To be sure, I investigated Borden’s claim that most writers have been giving Granderson grades in the C-range. This turns out to be true. The Daily News gave him a C-, with this comment:
The biggest offensive acquisition last winter, Granderson has failed to live up to the hype with a .240 average – including a .207 mark against lefties. He missed a month with a groin injury.
Granderson no doubt was slowed by the groin pull that cost him 23 games and most of May, but by just about any offensive yardstick has been a disappointment. His .240 average is 30 points below his career average, his OBP is down, his strikeouts are up and his struggles against left-handed pitching have been every bit as bad as advertised. Has played a good centerfield — covers a lot of ground and has a decent arm.
A few big hits are all that keep this grade from being an F. Brian Cashman’s big off-season splash has been a dud. You expected the .207 average against lefties, but he has not been that much better versus righties (.261). His defense is shaky, and could cost the Yankees at some point.
I’m not going to tiptoe around this: all of the criticism directed towards Granderson really bothers me. The criticism largely surrounds Granderson’s inability to hit left-handed pitching, which is a totally fair and accurate observation on its own terms. He is completely useless against lefties. But here’s the thing: he’s always been horrible against lefties. A refresher course:
- 2006: .218/.277/.395
- 2007: .160/.225/.269
- 2008: .259/.310/.429
- 2009: .183/.245/.239
- 2010: .206/.250/.287
Given that Granderson’s career line against lefties (778 plate appearances) is .210/.267/.337, what exactly where the Yankees expecting him to do? Granderson has consistently demonstrated that he simply does not have the ability to produce against southpaws. This isn’t an indictment of his effort, work ethic, or character. In fact, by all accounts, he has worked extremely hard to improve this deficiency. And yet, he’s still hitting like a AAA middle infielder against them. He’s tried. He just can’t do it.
The onus falls on both Brian Cashman and Joe Girardi for this one.
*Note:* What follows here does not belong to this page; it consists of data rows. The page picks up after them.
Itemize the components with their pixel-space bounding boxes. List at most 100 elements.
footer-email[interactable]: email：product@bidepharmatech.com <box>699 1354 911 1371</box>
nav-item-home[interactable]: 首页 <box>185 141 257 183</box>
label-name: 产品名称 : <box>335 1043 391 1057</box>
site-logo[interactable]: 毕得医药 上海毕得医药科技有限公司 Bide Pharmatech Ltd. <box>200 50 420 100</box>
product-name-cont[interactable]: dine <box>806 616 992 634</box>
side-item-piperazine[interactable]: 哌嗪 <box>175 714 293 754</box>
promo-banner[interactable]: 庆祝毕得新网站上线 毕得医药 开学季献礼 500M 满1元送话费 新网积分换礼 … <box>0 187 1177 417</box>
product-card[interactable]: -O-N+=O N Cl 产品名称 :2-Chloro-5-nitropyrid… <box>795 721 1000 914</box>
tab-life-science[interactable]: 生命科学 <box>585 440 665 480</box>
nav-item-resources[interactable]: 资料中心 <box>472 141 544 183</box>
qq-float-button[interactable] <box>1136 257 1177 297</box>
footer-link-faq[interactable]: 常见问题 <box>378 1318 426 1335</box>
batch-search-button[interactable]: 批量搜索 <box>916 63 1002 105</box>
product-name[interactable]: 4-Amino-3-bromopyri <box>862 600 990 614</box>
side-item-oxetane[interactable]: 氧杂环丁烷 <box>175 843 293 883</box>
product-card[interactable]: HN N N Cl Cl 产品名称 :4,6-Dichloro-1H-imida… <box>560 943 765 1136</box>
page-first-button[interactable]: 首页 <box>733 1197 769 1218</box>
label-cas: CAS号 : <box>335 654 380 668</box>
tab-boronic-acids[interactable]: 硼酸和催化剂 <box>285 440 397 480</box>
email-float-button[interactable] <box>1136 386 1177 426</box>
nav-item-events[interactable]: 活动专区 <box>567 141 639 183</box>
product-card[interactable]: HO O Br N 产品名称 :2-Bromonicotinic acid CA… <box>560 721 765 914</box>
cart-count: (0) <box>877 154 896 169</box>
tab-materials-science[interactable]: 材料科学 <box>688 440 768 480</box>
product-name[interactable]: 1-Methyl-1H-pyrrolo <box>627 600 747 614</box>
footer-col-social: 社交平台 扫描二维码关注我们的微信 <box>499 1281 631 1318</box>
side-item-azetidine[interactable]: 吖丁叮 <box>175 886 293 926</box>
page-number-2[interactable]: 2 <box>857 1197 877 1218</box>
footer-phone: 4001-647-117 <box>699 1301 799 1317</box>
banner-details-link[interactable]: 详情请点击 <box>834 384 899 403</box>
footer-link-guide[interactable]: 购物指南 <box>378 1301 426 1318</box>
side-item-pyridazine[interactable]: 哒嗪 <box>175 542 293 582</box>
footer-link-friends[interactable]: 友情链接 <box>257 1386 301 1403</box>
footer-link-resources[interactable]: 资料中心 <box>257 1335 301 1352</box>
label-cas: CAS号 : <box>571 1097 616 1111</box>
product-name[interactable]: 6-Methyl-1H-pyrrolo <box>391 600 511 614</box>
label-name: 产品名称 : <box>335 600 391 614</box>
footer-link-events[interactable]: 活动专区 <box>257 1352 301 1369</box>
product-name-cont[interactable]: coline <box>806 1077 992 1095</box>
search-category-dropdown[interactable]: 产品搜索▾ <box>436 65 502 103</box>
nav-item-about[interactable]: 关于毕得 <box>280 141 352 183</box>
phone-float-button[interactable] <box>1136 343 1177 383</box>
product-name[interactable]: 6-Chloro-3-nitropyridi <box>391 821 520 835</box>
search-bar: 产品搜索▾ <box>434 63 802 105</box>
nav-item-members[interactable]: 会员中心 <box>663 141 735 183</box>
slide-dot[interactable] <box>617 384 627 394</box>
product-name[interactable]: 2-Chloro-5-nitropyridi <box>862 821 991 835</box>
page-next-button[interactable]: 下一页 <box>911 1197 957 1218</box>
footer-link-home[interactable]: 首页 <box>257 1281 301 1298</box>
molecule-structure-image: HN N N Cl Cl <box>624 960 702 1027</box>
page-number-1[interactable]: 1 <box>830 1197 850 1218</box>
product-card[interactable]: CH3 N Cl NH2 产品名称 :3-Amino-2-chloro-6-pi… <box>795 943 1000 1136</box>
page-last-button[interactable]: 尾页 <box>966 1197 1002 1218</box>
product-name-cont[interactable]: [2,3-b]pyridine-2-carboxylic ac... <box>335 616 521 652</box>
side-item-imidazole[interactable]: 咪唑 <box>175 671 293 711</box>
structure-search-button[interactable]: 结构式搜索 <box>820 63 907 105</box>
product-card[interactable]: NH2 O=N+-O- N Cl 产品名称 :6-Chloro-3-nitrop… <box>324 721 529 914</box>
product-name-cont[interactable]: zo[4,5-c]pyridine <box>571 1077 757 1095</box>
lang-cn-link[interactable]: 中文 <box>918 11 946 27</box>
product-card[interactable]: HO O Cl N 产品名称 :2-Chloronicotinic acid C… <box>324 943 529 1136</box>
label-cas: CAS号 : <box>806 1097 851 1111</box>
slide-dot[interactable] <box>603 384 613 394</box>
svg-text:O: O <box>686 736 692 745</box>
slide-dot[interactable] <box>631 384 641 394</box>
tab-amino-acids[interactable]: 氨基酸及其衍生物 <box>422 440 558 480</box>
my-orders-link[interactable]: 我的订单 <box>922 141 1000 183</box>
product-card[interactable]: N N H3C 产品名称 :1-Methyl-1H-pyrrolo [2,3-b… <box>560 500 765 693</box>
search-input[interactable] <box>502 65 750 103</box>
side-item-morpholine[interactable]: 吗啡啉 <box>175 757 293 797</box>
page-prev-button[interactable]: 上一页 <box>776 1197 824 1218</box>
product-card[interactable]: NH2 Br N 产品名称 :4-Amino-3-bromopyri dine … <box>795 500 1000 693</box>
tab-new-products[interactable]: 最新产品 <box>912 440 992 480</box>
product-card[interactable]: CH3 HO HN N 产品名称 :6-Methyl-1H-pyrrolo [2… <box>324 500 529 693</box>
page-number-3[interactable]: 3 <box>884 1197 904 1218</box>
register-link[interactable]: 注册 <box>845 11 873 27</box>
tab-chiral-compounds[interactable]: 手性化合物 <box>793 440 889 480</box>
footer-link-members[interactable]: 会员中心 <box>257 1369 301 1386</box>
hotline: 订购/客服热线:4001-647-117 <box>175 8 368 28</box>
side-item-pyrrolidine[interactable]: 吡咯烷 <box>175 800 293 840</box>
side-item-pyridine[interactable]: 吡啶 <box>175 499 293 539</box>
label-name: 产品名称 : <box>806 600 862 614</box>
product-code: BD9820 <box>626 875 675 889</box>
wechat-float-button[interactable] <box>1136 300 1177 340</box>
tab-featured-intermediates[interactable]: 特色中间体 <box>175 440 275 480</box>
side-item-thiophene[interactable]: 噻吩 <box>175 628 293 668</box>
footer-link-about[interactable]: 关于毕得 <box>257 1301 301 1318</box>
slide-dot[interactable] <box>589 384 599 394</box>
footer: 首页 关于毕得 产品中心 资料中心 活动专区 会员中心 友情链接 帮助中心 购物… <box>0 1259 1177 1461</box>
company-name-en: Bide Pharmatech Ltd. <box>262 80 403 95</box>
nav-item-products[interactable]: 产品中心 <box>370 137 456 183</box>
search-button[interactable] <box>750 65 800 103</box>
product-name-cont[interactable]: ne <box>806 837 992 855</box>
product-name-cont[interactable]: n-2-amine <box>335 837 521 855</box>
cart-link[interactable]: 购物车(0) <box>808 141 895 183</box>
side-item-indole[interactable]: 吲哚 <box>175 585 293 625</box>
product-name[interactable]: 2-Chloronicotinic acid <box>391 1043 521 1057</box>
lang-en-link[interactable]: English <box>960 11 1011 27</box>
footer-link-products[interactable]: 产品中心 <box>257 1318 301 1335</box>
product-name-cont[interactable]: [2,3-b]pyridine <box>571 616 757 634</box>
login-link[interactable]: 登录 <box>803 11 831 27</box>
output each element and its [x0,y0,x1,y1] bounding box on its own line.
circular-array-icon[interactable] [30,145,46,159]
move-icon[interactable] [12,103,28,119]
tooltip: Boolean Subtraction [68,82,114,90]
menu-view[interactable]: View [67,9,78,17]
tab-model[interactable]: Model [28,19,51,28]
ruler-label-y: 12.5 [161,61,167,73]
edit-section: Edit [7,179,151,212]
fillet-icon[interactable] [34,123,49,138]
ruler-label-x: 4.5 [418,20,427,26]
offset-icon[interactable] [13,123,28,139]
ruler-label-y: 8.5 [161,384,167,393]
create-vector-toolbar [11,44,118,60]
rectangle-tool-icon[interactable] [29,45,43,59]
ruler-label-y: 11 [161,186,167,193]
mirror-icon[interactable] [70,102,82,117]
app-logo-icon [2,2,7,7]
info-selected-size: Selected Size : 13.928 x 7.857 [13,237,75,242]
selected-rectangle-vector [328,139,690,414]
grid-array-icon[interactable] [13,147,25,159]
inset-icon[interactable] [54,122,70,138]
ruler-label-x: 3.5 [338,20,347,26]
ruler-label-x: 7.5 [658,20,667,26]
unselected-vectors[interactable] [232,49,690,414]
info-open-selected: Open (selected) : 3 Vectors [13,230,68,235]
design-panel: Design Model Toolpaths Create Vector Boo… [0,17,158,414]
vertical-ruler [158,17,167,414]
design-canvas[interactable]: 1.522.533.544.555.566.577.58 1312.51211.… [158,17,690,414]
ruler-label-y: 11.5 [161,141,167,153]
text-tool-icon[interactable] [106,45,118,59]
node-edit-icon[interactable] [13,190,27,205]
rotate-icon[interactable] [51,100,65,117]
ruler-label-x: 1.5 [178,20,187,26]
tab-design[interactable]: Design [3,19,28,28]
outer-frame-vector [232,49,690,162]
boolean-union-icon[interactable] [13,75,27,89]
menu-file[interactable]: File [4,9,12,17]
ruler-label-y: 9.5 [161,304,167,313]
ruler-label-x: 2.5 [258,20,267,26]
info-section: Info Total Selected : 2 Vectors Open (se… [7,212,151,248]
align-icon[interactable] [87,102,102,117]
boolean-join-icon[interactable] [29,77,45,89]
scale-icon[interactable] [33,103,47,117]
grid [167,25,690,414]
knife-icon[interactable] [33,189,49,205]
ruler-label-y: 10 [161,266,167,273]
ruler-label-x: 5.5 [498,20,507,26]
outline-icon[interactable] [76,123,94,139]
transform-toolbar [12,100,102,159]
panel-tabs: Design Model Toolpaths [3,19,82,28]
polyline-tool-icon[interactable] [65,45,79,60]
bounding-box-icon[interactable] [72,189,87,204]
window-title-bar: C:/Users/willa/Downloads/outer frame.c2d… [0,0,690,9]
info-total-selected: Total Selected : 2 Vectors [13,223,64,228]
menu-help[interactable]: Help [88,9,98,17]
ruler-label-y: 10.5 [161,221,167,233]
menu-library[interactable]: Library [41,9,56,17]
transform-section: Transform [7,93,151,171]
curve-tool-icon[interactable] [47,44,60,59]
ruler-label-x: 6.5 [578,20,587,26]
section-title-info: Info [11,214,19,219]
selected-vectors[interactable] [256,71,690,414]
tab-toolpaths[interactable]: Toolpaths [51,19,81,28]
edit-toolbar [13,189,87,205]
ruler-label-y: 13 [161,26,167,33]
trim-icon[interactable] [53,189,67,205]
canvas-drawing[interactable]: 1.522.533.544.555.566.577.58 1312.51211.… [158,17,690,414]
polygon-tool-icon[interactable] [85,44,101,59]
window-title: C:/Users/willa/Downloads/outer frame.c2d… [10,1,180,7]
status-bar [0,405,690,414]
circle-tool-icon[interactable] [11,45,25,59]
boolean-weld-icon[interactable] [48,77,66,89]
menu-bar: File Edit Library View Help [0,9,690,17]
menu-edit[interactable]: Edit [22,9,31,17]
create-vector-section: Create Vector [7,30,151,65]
I liked Cashman’s move at the time, and I still do, but the caveat remains unchanged: don’t put this guy in the lineup against left-handers. In this case, Cashman and Girardi are both guilty of wishful thinking. The former acquired Granderson with evidently no plans to platoon him, and the latter insists on sending Granderson out there as if he were an everyday player. Both believed that with some hard work and Kevin Long’s help, the Yankees could do what the Detroit Tigers couldn’t do in over five years, and that’s get Granderson to start hitting lefties at the age of 29. I guess we could toss in some hubris along with the wishful thinking.
Criticizing Granderson for not hitting lefties is unfair. If Stan Van Gundy asked Dwight Howard to bring the ball up the court 40% of the time (which is roughly how many of Granderson’s PAs have come against lefties), and Howard kept turning it over, would we slam Howard for it? If Sean Payton lined up Drew Brees as a left tackle 40% of the time, would we criticize Brees for all the sacks he allowed? No, we wouldn’t, because those are obvious instances of management asking a player to do something that he simply cannot do. That’s exactly what’s going on with the Yankees and Granderson, and not only is it unfair to the player, but it’s indicative of poor management.